O sacerdote Esdras, quando leu o livro da Lei de Moisés para a congregação, composta por homens e mulheres que estavam reunidos em uma praça, fez uso de um púlpito (Neemias 8.4). Na atualidade da Igreja, esta estrutura é constantemente usada pelo orador ao discursar. O orador acomoda a Bíblia sobre o púlpito, usa-o para ter perto de si o copo d’água, que é ingerida para hidratar as cordas vocais. Sobre o púlpito, geralmente está instalado um microfone fixo.

Por muitos anos os púlpitos de madeira foram unanimidade nas igrejas.
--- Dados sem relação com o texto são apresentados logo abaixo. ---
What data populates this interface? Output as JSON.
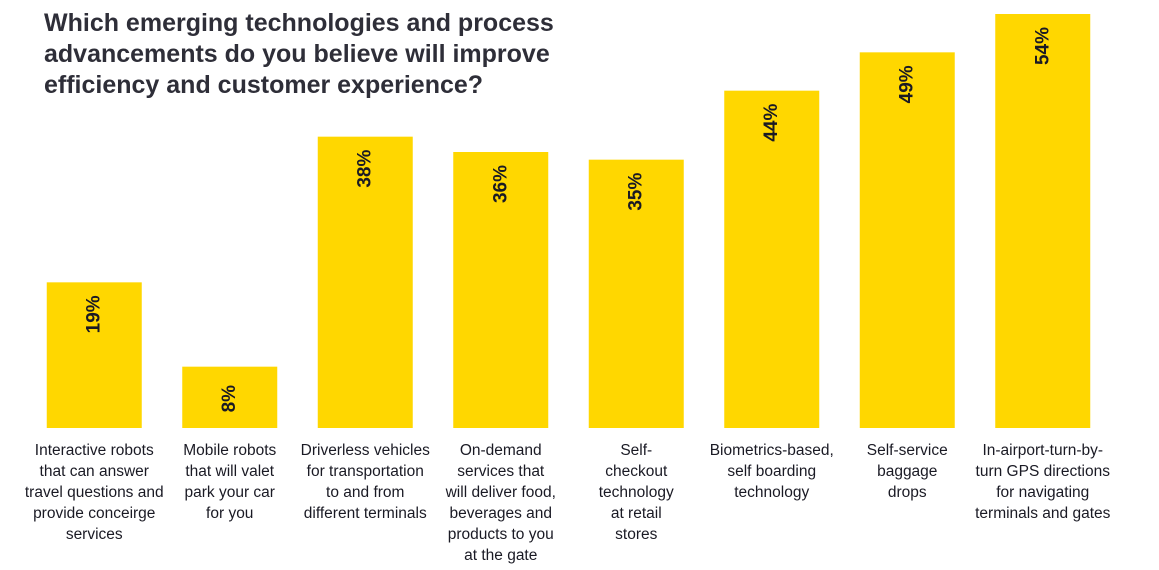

Tábuas levadas à arte de um bom marceneiro, torneadas, coladas ou parafusadas, e envernizadas, serviram de mobília central de cultos em diversas regiões do Brasil. O fator resistência ao desgaste fez com que a matéria-prima mais aproveitada fosse o mogno, o cedro, o pinho, o pau-ferro, a peroba e a jacarandá.

Ao passar dos anos, a escolha da madeira nobre passou por mudanças à confecção de púlpitos. Apareceram os púlpitos fabricados com placas MDF (fibras de madeira misturas com resinas sintéticas e aditivos) e os púlpitos montados com chapas de acrílico (plástico transparente). Mais baratos que a madeira nobre, porém, igualmente bonitos.
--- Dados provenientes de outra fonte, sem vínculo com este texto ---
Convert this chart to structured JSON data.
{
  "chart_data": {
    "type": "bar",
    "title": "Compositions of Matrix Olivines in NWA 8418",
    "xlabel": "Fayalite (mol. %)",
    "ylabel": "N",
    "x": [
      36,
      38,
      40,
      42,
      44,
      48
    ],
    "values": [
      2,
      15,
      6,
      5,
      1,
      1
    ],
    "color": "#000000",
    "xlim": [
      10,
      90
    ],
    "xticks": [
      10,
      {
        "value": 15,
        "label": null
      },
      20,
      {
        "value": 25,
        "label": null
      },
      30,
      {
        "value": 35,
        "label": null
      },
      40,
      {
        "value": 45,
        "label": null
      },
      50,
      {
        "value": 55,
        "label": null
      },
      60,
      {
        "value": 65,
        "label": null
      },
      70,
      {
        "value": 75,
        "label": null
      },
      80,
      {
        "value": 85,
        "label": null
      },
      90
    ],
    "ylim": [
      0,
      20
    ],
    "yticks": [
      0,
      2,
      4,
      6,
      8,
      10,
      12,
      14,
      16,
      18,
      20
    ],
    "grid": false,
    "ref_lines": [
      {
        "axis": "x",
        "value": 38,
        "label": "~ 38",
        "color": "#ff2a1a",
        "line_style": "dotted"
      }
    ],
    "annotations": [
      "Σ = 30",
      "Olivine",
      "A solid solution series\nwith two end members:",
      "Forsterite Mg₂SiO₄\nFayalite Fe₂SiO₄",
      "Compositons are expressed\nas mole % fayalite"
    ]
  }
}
E, recentemente, nesta era da pós-modernidade, encontramos o púlpito feito com tonel de óleo, o tambor metálico de 200 litros. A peça é customizada, passa pelas mãos de serralheiros, ganha novas curvas anatômicas, tem gavetas ou pequenas plataformas como as estantes. Depois vem a cobertura em pintura clássica, e também a obra de um grafiteiro. Alguns olham a novidade em silêncio e com uma sensação de estranheza, outros criticam a opção e categorizam como modismo inaceitável.

Opiniões contra e favorável à parte quanto ao uso de tambor, que haja análise tendo como base nosso contexto atual. Os púlpitos tradicionais são confeccionados usando a madeira, o que significa estar na ponta final de um processo de desmatamento. O impacto causa dano incalculável ao ecossistema, gera conseqüências ruins que não precisamos citar aqui. Por outro lado, a customização do barril, além de diminuir o derrubamento de árvores também freia a escalada de poluição do solo, pois aumenta a vida útil do recipiente metálico. É dito que o ferro leva mais de 100 anos para se decompor no solo.

Oseias (6.3) profetizou que a vinda do Senhor é tão certa como o amanhecer de cada dia. Não esqueçamos que o apóstolo Pedro, no capítulo 3 e versículo 7, predisse que chegará o dia em que Deus destruirá este mundo que agora conhecemos. Ele escreveu: “os céus e a terra que agora existem têm sido guardados para o fogo, estando reservados para o Dia do Juízo e da destruição dos ímpios”. Este juízo está por vir, não sabemos quando ocorrerá. Poderá acontecer em nossa geração ou em outra época em que já estaremos dormindo no Senhor.

O fato a ser considerado é que o Criador fará um novo Céu e uma nova Terra. Qual o motivo? Porque a humanidade, desde que Adão e Eva foram colocados para fora do Éden, tem estragado a natureza que Deus fez. A superfície do nosso planeta tem sido devastada de muitas formas. A destruição acontece por meio da subtração de árvores sem haver replantio. A degradação acontece no espaço através do envio de satélites fotográficos e de comunicação, tais maquinários orbitam por algum tempo na atividade proposta de sua missão e quando envelhecidos se transformam em lixo espacial.

Se é possível ser agente de bênção e contribuir para a preservação do meio-ambiente, por que não fazê-lo? Não penso em apresentar a sugestão do uso do latão como púlpito nas igrejas, apenas que você encontre algo positivo que faça com que no seu círculo social a natureza seja menos agredida.